Subitamente, senti uma dor extrema no dorso. Como uma forte picada. Ao buscar se locomover senti, mais uma vez, intensa dor. Fosse o que fosse, tinha sido fincado em seu corpo de cima para baixo. Isso debilitava seus movimentos.

Sentia o troço balançar, como um galho solto. Cada vez que sacudia era mais um abalo, o choque e a dor inevitável. Smilodons não fazem aquilo. Teria sido jogado no chão, no entanto estava de pé e ainda caminhava. Aquele pedaço de pau em suas costas só tinha uma explicação. Homens comedores de carne. Eles finalmente chegaram para lhe buscar.

Chamava instintivamente pelos demais, que já não o escutam. Grita o seu lamento de quem já sabe ser difícil escapar com a vida. Correr dali impossível. Apenas caminhe e torcer para que desistam.

Com dor ou sem ela, teria que se afastar dali, o mais rápido possível. Afastar-se sem a cobertura das árvores seria temerário demais. Prosseguiria na mata margeando o rio. Talvez conseguisse despistá-los. No fundo já sabia que tudo chegava ao fim. Só não queria se entregar sem luta.

Prosseguiu em sua fuga lenta e atordoada. De repente, o que de poderia pior ter caído. Um tombo. Pior, sentiu seu corpo avançar de repente, para em seguida tombar na direção de um fosso. Uma armadilha para um momento tão infeliz.

Uma sorte foi lançada. De dentro do fosso escavado tão bem, um mastodonte lanoso oferece seus últimos e desesperados urros. Um monte de cabeças humanas aparece para verificar se a armadilha cumpriu o seu papel.

Um dos homens mira na cabeça do animal e dispara sua lança. A cabeça do mastodonte é perfurada na altura do rosto. Invade sua cabeça e toca o cérebro do grande animal, tudo acabado.
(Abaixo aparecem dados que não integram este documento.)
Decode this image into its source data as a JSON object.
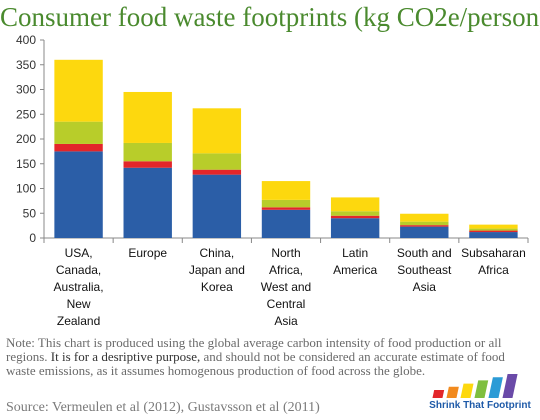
{
  "chart_data": {
    "type": "bar",
    "stacked": true,
    "title": "Consumer food waste footprints (kg CO2e/person)",
    "categories": [
      [
        "USA,",
        "Canada,",
        "Australia,",
        "New",
        "Zealand"
      ],
      [
        "Europe"
      ],
      [
        "China,",
        "Japan and",
        "Korea"
      ],
      [
        "North",
        "Africa,",
        "West and",
        "Central",
        "Asia"
      ],
      [
        "Latin",
        "America"
      ],
      [
        "South and",
        "Southeast",
        "Asia"
      ],
      [
        "Subsaharan",
        "Africa"
      ]
    ],
    "series": [
      {
        "values": [
          175,
          142,
          128,
          57,
          40,
          23,
          12
        ],
        "color": "#2b5ea7"
      },
      {
        "values": [
          15,
          13,
          10,
          5,
          5,
          3,
          3
        ],
        "color": "#e3262a"
      },
      {
        "values": [
          45,
          37,
          33,
          15,
          9,
          7,
          4
        ],
        "color": "#b8cd2a"
      },
      {
        "values": [
          125,
          103,
          91,
          38,
          28,
          16,
          8
        ],
        "color": "#fdd80e"
      }
    ],
    "ylim": [
      0,
      400
    ],
    "yticks": [
      0,
      50,
      100,
      150,
      200,
      250,
      300,
      350,
      400
    ],
    "grid": false,
    "legend": "none"
  },
  "note": {
    "part1": "Note:  This chart is produced using the global average carbon intensity of food production or all regions.  ",
    "highlight": "It is for a desriptive purpose,",
    "part2": " and should not be considered an accurate estimate of food waste emissions, as it assumes homogenous production of food across the globe."
  },
  "source": "Source:  Vermeulen et al (2012), Gustavsson et al (2011)",
  "logo": {
    "text": "Shrink That Footprint",
    "colors": [
      "#e3262a",
      "#f28a1e",
      "#fdd80e",
      "#7fbf3f",
      "#2b9bd6",
      "#6a4aa8"
    ]
  }
}
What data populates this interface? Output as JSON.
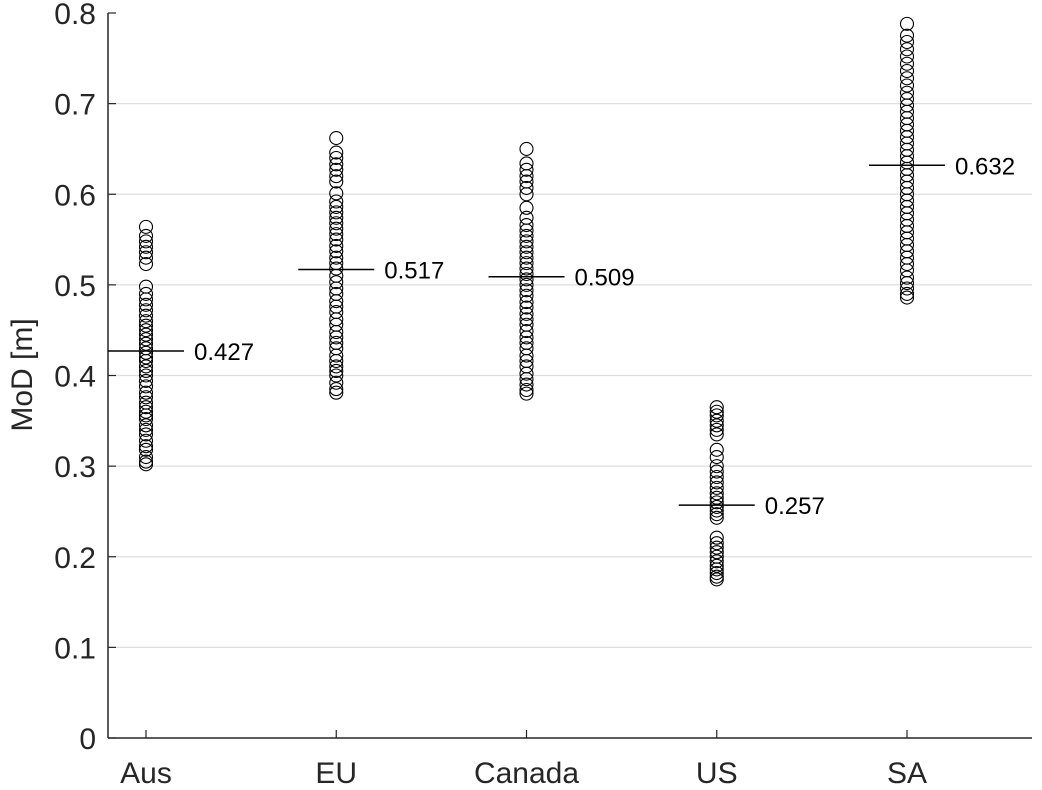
{
  "chart_data": {
    "type": "scatter",
    "title": "",
    "xlabel": "",
    "ylabel": "MoD [m]",
    "categories": [
      "Aus",
      "EU",
      "Canada",
      "US",
      "SA"
    ],
    "ylim": [
      0,
      0.8
    ],
    "yticks": [
      "0",
      "0.1",
      "0.2",
      "0.3",
      "0.4",
      "0.5",
      "0.6",
      "0.7",
      "0.8"
    ],
    "grid": "y-major",
    "marker": "open-circle",
    "series": [
      {
        "category": "Aus",
        "mean": 0.427,
        "mean_label": "0.427",
        "values": [
          0.302,
          0.305,
          0.31,
          0.318,
          0.322,
          0.328,
          0.335,
          0.34,
          0.345,
          0.352,
          0.356,
          0.36,
          0.365,
          0.37,
          0.376,
          0.381,
          0.388,
          0.394,
          0.4,
          0.405,
          0.41,
          0.416,
          0.42,
          0.425,
          0.43,
          0.435,
          0.44,
          0.445,
          0.45,
          0.455,
          0.46,
          0.466,
          0.472,
          0.478,
          0.484,
          0.49,
          0.498,
          0.523,
          0.53,
          0.536,
          0.542,
          0.548,
          0.554,
          0.564
        ]
      },
      {
        "category": "EU",
        "mean": 0.517,
        "mean_label": "0.517",
        "values": [
          0.381,
          0.385,
          0.392,
          0.4,
          0.405,
          0.41,
          0.416,
          0.422,
          0.43,
          0.436,
          0.442,
          0.448,
          0.456,
          0.462,
          0.47,
          0.476,
          0.482,
          0.49,
          0.496,
          0.503,
          0.51,
          0.518,
          0.524,
          0.53,
          0.537,
          0.543,
          0.55,
          0.556,
          0.562,
          0.568,
          0.574,
          0.58,
          0.586,
          0.592,
          0.601,
          0.614,
          0.62,
          0.627,
          0.633,
          0.64,
          0.646,
          0.662
        ]
      },
      {
        "category": "Canada",
        "mean": 0.509,
        "mean_label": "0.509",
        "values": [
          0.38,
          0.384,
          0.39,
          0.396,
          0.402,
          0.41,
          0.416,
          0.422,
          0.43,
          0.436,
          0.442,
          0.449,
          0.456,
          0.462,
          0.468,
          0.475,
          0.481,
          0.488,
          0.494,
          0.5,
          0.506,
          0.512,
          0.518,
          0.524,
          0.53,
          0.536,
          0.542,
          0.548,
          0.554,
          0.56,
          0.566,
          0.574,
          0.585,
          0.6,
          0.607,
          0.614,
          0.62,
          0.627,
          0.634,
          0.65
        ]
      },
      {
        "category": "US",
        "mean": 0.257,
        "mean_label": "0.257",
        "values": [
          0.175,
          0.178,
          0.182,
          0.186,
          0.19,
          0.195,
          0.2,
          0.205,
          0.21,
          0.215,
          0.221,
          0.243,
          0.247,
          0.251,
          0.255,
          0.26,
          0.265,
          0.27,
          0.276,
          0.282,
          0.288,
          0.294,
          0.3,
          0.31,
          0.318,
          0.335,
          0.34,
          0.345,
          0.35,
          0.356,
          0.36,
          0.365
        ]
      },
      {
        "category": "SA",
        "mean": 0.632,
        "mean_label": "0.632",
        "values": [
          0.486,
          0.49,
          0.496,
          0.502,
          0.508,
          0.516,
          0.523,
          0.53,
          0.537,
          0.544,
          0.551,
          0.558,
          0.565,
          0.572,
          0.579,
          0.586,
          0.593,
          0.6,
          0.607,
          0.614,
          0.621,
          0.628,
          0.635,
          0.642,
          0.649,
          0.656,
          0.663,
          0.67,
          0.677,
          0.684,
          0.691,
          0.698,
          0.705,
          0.712,
          0.72,
          0.728,
          0.736,
          0.744,
          0.752,
          0.76,
          0.768,
          0.775,
          0.788
        ]
      }
    ]
  }
}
Uma vez cientificados da morte do bicho de proporções enormes, saltam dentro do fosso. Começaram a retalha-lo. Todavia, são obrigados a se afastar, enquanto um asqueroso Smilodon parecia ter ficado apenas observando, curioso pelo que haveriam de retirar de dentro daquele buraco.

São obrigados a abandonar um grande pedaço para o Smilodon, enquanto recuavam levando outra parte do animal semi esquartejado. Metade ainda estava dentro do fosso e, por apetitoso que fosse, assim ficaria para sempre.

Nem os homens tiveram coragem de voltar para pegar o restante, não com o felino por perto. Nem o felino foi tolo o suficiente para querer descer no fosso e completar o banquete.

Pedaços de ossos fossilizados com sinais de perfuração, foram encontrados nas imediações do fosso. Indicavam que houve algum predador disputando a carne ou algo assim.

As marcas transversais encontradas, por vez, não deixaram dúvidas quanto aos propósitos e esforços no sentido de repartir a carne em pedaços menores, por parte de seres humanos.

Levaria algum tempo para que os paleontólogos reconstruíssem todo o cenário. A parte da carcaça, em um nível mais baixo em relação ao restante, porém, com marcas humanas, ajudaria a esclarecer o episódio distante.

Foi na borda da região, no atual estado do Acre, em terrenos recentes que, aos poucos, foram encontrados os restos do mastodonte fossilizado. Uma parte da cabeça ajudou a ajudar-lo e estimar sua idade, assim como quando viveu. Tinha em torno de doze anos e fora abatido entre dez mil e nove mil e quinhentos anos passados. O último mastodonte amazônico. E isto foi tudo.